One agent per screen

Each of the 64 screens got a dedicated reviewer scoring all seven lenses against the spec and a senior craft bar, returning structured findings with exact file and line locations.

METHOD / 02

Adversarial verify, every finding

A second skeptical agent re-opened the real file for every finding, P0 through P3, and tried to refute each one. 18 of 346 were discarded as false positive or already-handled; the remaining 328 are confirmed against the code.

METHOD / 03

Coupling traced in parallel

A dedicated analysis read the intake, generator, intelligence and seed layers to map exactly where the app is hard-wired to a sector, and how to neutralise each point.

METHOD / 04

Deterministic synthesis

Scores, counts and the systemic patterns were aggregated in code, not guessed, then a high-effort lead reviewer wrote the cross-screen verdict and the remediation order.

One honest flag

An engineering OS should tell you the truth, so here is the one caveat about this report itself.

▲ This is a source-level audit, not a runtime pass

Every finding, all 346, was verified against the actual code, so nothing here is directional. The one honest caveat is the method itself: this is a static read of the source, not a runtime test.

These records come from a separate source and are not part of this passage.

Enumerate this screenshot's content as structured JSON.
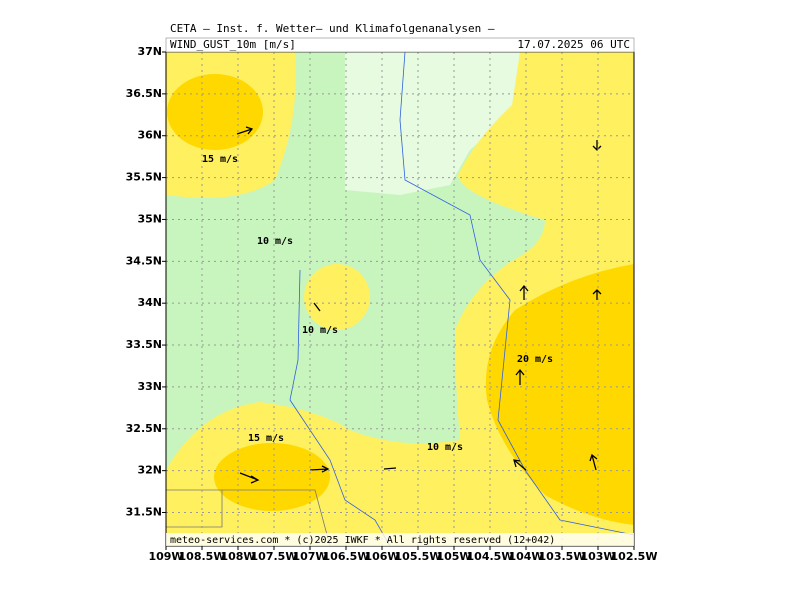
{
  "header": {
    "title": "CETA — Inst. f. Wetter— und Klimafolgenanalysen —",
    "variable": "WIND_GUST_10m [m/s]",
    "datetime": "17.07.2025 06 UTC"
  },
  "map": {
    "xlim": [
      -109,
      -102.5
    ],
    "ylim": [
      31.1,
      37
    ],
    "xticks": [
      {
        "value": -109,
        "label": "109W"
      },
      {
        "value": -108.5,
        "label": "108.5W"
      },
      {
        "value": -108,
        "label": "108W"
      },
      {
        "value": -107.5,
        "label": "107.5W"
      },
      {
        "value": -107,
        "label": "107W"
      },
      {
        "value": -106.5,
        "label": "106.5W"
      },
      {
        "value": -106,
        "label": "106W"
      },
      {
        "value": -105.5,
        "label": "105.5W"
      },
      {
        "value": -105,
        "label": "105W"
      },
      {
        "value": -104.5,
        "label": "104.5W"
      },
      {
        "value": -104,
        "label": "104W"
      },
      {
        "value": -103.5,
        "label": "103.5W"
      },
      {
        "value": -103,
        "label": "103W"
      },
      {
        "value": -102.5,
        "label": "102.5W"
      }
    ],
    "yticks": [
      {
        "value": 37,
        "label": "37N"
      },
      {
        "value": 36.5,
        "label": "36.5N"
      },
      {
        "value": 36,
        "label": "36N"
      },
      {
        "value": 35.5,
        "label": "35.5N"
      },
      {
        "value": 35,
        "label": "35N"
      },
      {
        "value": 34.5,
        "label": "34.5N"
      },
      {
        "value": 34,
        "label": "34N"
      },
      {
        "value": 33.5,
        "label": "33.5N"
      },
      {
        "value": 33,
        "label": "33N"
      },
      {
        "value": 32.5,
        "label": "32.5N"
      },
      {
        "value": 32,
        "label": "32N"
      },
      {
        "value": 31.5,
        "label": "31.5N"
      }
    ],
    "contour_labels": [
      "15 m/s",
      "10 m/s",
      "10 m/s",
      "15 m/s",
      "10 m/s",
      "20 m/s"
    ]
  },
  "footer": "meteo-services.com * (c)2025 IWKF * All rights reserved (12+042)"
}
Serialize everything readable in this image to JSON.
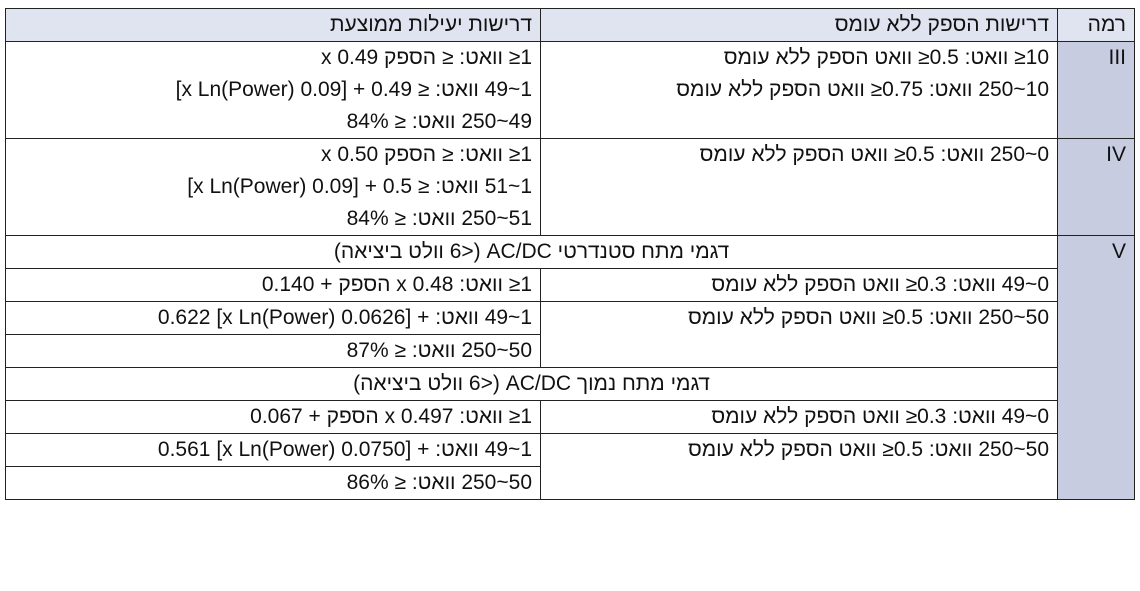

Contrast figures like ~1.9-2.5:1 are computed from the design-token values, not measured live in a browser, and the keyboard and screen-reader findings are read from the markup rather than driven through assistive tech. The next rung, if you want measured proof, is a Playwright and axe pass on the live build with real per-theme contrast and a keyboard walk of the graph, tree and timeline. The complete per-screen record, every finding with its location, impact and fix, is saved alongside this report.